Research Project
10264447
PROJECT SUMMARY Mitochondria perform oxidative phosphorylation to generate ATP for a majority of the cells in the body. The accumulation of damaged or dysfunctional mitochondria contribute to a wide range of human diseases. Mitophagy is a quality control process that eliminates and recycles damaged mitochondria to prevent their accumulation. A majority of studies focus on how mitophagy defects affect post-mitotic cells because the first identified autosomal recessive mutations in mitophagy genes caused neurodegenerative diseases such as Parkinson?s.

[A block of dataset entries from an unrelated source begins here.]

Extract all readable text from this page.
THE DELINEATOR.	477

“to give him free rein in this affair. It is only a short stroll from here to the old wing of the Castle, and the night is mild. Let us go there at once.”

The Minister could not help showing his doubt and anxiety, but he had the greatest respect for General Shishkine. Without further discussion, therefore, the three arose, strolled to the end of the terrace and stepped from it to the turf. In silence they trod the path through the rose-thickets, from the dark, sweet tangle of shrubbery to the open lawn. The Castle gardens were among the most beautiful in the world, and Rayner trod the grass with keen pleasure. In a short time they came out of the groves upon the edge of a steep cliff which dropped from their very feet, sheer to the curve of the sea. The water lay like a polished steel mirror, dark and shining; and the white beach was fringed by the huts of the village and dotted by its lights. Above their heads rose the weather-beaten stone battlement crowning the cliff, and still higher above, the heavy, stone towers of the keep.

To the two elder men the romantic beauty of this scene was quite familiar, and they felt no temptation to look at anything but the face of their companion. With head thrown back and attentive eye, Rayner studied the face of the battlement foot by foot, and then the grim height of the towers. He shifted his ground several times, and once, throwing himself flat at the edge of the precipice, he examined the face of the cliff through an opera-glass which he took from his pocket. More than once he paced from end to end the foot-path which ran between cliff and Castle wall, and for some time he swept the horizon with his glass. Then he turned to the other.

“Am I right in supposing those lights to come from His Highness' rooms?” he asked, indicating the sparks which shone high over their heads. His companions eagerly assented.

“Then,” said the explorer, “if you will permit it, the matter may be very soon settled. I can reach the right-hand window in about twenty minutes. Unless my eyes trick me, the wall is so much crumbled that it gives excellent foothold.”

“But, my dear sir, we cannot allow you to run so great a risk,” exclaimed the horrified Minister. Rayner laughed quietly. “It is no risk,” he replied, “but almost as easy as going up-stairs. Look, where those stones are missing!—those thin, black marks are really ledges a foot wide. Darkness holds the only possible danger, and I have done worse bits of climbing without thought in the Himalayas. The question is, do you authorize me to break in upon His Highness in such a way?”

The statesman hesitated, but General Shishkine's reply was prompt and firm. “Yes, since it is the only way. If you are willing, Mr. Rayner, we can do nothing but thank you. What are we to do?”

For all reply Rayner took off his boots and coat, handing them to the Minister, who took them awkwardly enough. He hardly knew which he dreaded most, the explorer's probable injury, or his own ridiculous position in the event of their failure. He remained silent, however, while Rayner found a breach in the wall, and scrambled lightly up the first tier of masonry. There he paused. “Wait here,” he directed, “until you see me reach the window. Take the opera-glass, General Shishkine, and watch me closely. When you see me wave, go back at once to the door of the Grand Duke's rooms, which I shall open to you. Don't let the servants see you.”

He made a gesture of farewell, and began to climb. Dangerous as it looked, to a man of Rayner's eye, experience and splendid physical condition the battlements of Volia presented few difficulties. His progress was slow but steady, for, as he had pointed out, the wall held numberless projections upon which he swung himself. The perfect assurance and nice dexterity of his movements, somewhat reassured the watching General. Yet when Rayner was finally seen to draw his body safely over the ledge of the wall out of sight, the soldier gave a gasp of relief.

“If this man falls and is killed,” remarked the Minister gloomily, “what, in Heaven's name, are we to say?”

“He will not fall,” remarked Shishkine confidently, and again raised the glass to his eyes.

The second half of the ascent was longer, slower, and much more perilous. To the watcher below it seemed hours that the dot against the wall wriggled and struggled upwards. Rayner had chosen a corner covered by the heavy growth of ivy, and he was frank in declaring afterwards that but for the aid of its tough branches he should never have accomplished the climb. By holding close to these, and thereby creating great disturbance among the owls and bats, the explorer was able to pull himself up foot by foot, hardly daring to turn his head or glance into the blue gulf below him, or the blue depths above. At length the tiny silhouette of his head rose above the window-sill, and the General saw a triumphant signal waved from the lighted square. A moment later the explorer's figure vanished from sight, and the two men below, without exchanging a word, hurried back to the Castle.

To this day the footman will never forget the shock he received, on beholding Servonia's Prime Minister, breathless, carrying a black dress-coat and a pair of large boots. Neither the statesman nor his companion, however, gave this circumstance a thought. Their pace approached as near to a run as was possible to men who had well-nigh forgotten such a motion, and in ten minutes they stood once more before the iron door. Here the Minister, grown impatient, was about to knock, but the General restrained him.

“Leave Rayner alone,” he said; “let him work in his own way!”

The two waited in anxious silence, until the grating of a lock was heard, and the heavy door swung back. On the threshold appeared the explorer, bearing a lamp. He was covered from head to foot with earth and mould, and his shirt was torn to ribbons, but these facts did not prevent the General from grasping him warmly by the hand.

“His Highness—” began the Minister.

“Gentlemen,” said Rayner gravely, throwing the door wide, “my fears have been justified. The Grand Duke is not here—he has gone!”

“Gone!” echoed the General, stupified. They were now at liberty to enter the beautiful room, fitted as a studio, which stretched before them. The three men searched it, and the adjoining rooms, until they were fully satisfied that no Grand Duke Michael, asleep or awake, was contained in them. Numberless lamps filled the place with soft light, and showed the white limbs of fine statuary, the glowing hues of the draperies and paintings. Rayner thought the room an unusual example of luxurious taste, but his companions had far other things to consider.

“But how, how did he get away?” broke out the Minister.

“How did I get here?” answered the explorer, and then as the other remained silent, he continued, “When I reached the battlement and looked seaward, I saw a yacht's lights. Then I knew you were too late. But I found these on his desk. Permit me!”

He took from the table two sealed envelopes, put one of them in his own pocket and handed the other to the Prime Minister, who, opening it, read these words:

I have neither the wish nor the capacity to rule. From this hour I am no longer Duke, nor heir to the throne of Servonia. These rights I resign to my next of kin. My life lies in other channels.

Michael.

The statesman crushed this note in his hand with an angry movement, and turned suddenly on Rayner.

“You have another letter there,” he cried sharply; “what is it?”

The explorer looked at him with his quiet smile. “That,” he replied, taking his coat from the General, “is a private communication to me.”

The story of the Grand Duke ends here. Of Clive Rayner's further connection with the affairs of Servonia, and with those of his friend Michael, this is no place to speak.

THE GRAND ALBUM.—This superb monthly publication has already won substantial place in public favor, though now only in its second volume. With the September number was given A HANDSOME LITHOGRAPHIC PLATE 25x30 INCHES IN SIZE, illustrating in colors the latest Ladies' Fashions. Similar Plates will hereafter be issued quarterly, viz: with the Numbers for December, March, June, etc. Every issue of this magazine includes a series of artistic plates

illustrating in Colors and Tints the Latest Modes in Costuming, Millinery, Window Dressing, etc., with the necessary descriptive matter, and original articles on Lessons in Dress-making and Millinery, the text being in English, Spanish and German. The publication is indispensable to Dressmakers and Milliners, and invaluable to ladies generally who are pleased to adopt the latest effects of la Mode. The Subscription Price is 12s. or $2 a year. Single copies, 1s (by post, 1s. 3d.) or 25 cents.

However, it is now clear that many other cell types have high levels of mitophagic activity; yet, we do not understand the importance or impact of mitophagy in these contexts. For example, stem cells display high levels of mitophagy, divide continuously throughout their lifespan, and possibly use mitophagy as a mechanism to ensure daughter cells receive healthy mitochondria. Towards this goal, our findings support that mitophagy and cell division are intimately linked by a required interorganelle signaling kinase that translocates to either mitochondria or centrosomes to activate either cell process. To build upon this work within the next five years, this proposal will use live imaging, genetic drosophila screens, cell biology and biochemical approaches, transgenic mouse models, and primary stem cells to answer the following questions: 1) Do defects in mitophagy affect stem cell division and mitochondrial inheritance? 2) Can we identify other mitophagy proteins/genes that influence cell division? 3) Does the type of interorganelle signaling that connects mitophagy and cell division control other cellular processes when dictated by its subcellular localization? The broad implications of this work will elucidate why mitophagy genes are mutated in other complex diseases such as cancer, provide insight into how mitochondrial dysfunction affects stem cells contributing to neurodevelopmental and cognitive disorders, and define fundamental signaling interactions between organelles to deepen our understanding of how cells globally respond to dysfunctional mitochondria.